Advancing analytics practices may be able to improve the multi-stage game both for sharing-economy organizations and organizations that could benefit from improved reputational effects.
So how do businesses use data to promote the good while weeding out the bad?
Try increasing your data’s transparency. For those organizations still treating each interaction as isolated, start by making data visible to potential customers (encouraging reputational spillover from past customers) and to existing customers (reinforcing positive by showing past interactions such as quick past response time). To be genuine, these should go beyond the ham-handed, cherry-picked results from satisfaction surveys. For example, on-time flight performance data displayed at the time of booking changes airline incentives.
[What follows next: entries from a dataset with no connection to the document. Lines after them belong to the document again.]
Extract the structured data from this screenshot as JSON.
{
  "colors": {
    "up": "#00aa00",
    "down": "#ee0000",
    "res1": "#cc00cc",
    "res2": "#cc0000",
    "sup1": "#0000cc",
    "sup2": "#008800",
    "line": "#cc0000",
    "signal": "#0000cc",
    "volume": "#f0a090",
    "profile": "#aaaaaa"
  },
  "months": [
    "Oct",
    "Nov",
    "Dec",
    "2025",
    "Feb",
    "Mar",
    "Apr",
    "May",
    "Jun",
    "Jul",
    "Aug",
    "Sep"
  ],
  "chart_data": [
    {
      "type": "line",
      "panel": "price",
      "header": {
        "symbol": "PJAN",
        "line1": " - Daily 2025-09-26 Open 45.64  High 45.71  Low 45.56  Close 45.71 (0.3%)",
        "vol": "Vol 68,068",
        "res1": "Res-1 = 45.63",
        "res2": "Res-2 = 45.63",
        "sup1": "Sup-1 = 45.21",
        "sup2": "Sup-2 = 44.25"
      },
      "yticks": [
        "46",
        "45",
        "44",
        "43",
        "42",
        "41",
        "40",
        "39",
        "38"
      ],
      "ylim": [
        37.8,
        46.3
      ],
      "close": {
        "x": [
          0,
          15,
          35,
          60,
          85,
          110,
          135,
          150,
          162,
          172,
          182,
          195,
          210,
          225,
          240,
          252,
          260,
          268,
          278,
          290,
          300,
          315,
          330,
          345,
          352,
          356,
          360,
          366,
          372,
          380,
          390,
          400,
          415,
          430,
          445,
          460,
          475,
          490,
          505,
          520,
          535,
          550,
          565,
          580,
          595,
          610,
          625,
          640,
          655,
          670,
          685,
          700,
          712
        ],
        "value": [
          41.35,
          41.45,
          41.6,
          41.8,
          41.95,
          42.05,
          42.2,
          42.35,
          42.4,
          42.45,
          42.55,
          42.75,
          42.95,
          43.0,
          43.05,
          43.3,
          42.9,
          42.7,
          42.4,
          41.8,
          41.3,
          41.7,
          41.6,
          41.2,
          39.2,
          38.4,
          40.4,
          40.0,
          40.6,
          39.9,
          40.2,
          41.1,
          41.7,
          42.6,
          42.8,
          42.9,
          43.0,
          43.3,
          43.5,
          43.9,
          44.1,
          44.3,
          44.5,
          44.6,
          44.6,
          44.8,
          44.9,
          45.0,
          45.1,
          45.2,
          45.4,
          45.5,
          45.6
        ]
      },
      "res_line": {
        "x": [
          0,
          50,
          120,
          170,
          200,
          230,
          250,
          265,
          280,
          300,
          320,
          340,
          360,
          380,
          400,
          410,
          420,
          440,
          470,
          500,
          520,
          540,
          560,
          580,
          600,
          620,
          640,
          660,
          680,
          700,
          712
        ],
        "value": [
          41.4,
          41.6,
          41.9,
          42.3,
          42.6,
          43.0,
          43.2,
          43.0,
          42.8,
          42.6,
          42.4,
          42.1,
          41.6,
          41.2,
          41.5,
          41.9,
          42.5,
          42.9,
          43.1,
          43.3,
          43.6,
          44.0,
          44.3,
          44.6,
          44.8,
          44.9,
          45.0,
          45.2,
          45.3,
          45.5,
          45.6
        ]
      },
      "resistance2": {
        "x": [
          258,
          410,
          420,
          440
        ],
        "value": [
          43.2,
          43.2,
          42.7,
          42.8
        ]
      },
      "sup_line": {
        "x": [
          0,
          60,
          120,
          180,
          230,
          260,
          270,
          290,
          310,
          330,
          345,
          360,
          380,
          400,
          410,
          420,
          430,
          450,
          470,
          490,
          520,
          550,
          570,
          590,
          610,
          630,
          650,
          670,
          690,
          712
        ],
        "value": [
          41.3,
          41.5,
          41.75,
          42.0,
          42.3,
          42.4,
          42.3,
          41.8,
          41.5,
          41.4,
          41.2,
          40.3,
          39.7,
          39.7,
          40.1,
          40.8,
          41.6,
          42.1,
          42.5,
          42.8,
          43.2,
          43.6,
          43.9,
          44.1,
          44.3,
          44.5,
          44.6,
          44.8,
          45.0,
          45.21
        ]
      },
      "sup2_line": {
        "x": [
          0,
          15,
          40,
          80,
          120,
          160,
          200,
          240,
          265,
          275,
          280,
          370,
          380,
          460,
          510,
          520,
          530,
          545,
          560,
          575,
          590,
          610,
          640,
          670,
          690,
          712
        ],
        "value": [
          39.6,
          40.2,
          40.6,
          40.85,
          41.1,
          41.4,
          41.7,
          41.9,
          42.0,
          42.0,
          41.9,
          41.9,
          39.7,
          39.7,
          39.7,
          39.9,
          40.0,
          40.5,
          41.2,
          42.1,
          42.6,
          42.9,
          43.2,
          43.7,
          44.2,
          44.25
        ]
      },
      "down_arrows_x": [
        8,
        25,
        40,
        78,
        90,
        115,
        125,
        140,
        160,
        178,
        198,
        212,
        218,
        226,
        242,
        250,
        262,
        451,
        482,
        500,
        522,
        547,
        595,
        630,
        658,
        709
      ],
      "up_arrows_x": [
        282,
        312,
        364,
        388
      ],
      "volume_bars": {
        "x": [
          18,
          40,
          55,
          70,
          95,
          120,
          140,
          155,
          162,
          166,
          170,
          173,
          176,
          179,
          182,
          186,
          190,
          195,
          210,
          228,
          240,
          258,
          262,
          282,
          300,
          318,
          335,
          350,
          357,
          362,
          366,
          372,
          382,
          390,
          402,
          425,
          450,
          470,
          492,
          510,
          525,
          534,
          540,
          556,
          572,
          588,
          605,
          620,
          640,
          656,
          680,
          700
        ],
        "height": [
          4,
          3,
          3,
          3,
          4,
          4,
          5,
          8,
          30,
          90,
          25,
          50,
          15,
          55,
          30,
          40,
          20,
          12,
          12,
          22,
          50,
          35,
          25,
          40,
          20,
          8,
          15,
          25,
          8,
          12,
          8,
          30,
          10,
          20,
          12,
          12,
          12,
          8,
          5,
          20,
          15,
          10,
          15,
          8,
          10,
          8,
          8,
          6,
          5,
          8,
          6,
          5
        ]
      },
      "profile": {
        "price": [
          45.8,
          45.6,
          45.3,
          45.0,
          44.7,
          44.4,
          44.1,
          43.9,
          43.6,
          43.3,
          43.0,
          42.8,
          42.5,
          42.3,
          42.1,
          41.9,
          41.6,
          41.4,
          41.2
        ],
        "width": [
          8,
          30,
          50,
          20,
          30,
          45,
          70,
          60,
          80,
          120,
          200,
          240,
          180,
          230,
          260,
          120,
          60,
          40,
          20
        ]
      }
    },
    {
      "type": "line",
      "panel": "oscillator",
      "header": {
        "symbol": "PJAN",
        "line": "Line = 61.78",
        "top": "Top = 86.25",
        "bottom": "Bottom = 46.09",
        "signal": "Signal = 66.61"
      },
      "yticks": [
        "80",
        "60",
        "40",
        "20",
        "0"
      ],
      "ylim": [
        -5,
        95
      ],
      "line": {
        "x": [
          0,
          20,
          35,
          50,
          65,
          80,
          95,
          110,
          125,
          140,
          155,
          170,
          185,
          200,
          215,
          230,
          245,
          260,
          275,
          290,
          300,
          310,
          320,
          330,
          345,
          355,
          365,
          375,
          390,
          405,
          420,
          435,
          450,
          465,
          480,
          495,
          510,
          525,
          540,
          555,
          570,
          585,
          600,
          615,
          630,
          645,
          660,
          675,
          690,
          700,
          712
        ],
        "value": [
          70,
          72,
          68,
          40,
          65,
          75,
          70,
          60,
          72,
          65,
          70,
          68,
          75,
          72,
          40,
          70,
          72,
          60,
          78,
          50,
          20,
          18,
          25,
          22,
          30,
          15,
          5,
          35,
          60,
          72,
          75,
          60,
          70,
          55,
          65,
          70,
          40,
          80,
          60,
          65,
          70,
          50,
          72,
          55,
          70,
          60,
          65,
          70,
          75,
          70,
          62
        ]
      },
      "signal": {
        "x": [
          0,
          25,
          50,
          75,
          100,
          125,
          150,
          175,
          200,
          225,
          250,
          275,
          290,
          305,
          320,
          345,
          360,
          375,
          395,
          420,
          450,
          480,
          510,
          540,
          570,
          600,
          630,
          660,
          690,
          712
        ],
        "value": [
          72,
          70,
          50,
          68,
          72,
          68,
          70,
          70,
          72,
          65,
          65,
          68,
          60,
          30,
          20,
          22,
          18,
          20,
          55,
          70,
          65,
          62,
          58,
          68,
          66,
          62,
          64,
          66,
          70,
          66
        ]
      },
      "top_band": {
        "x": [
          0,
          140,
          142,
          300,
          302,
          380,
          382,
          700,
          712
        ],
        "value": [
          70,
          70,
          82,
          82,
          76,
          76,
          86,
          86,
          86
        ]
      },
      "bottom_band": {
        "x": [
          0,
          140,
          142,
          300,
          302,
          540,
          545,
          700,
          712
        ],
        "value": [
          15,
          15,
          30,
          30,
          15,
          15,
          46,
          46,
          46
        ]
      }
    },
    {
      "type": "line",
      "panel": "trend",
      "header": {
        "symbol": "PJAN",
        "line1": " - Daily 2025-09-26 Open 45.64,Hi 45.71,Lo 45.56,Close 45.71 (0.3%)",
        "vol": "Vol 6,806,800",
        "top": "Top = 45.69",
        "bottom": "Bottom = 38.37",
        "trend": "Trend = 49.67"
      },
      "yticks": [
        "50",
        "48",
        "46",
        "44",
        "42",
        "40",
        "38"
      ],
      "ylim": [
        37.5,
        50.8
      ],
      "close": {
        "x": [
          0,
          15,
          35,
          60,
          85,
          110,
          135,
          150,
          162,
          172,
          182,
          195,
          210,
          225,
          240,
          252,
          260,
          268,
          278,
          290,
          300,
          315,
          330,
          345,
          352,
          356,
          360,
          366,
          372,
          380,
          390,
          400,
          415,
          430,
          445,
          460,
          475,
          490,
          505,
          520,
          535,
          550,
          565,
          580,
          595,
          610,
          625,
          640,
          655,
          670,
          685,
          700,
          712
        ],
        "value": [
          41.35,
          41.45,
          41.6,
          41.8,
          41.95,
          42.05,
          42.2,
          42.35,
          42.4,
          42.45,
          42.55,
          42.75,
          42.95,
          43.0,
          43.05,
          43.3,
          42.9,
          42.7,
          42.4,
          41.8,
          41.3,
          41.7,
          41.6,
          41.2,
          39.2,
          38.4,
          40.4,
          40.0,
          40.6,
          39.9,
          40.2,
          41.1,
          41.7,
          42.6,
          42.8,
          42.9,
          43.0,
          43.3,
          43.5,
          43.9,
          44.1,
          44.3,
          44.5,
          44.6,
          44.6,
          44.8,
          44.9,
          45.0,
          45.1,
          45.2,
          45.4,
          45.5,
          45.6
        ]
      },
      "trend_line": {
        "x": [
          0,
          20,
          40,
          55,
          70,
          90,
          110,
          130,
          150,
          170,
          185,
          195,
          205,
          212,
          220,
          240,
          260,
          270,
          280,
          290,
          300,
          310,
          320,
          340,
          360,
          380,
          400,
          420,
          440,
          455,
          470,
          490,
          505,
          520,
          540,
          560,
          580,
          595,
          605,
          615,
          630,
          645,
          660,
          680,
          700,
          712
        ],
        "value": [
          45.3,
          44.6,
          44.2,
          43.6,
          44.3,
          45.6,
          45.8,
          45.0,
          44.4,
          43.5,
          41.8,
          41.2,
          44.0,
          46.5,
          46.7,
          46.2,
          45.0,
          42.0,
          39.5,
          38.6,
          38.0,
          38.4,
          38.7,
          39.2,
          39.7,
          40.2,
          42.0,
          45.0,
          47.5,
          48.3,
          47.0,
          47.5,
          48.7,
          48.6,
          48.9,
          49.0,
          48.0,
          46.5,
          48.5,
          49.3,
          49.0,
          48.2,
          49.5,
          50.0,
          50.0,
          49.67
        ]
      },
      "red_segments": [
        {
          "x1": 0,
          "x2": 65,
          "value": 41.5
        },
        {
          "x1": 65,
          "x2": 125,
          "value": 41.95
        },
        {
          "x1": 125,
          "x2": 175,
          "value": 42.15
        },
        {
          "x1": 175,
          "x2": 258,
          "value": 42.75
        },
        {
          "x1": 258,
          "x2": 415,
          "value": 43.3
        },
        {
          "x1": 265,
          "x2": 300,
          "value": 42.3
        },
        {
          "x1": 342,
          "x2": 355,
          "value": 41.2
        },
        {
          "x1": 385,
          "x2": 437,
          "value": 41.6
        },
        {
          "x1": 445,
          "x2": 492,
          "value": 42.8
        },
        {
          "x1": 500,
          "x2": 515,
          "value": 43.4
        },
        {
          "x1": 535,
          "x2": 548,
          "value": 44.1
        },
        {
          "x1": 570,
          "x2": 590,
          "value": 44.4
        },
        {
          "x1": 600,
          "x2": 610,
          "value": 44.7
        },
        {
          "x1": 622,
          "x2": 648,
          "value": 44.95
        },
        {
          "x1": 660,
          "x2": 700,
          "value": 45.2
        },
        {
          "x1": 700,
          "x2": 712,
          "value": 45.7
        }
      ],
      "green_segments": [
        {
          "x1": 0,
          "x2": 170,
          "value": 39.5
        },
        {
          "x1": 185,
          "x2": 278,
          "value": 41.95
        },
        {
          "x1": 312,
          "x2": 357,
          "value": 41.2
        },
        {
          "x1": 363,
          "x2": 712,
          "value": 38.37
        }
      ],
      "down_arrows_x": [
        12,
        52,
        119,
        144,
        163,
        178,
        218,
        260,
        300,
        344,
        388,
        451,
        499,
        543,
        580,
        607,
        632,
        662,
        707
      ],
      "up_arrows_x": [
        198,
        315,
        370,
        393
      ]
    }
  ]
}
Get savvier about identifying users. With analytical abilities to uncover customer behavior, reputations should be stickier. Simply registering a new user name should not be enough to trick your organization into thinking the underlying person is different.
Consider making reputation information visible so that reputation can spill over between sites. An opt-in approach may alleviate privacy concerns while at least allowing positive reputations to transfer.
We all know that data quality is important and frequently discussed — the trustworthiness of data directly relates to the value it can add to the organization. But data can also influence the trust we have in organizations, creating either a virtuous or a vicious cycle. Data can enhance organizations’ trustworthiness, allowing them to collect even better data — or it can undermine them. The managerial challenge is to make the cycle created by the repeated game work for, rather than against, the organization.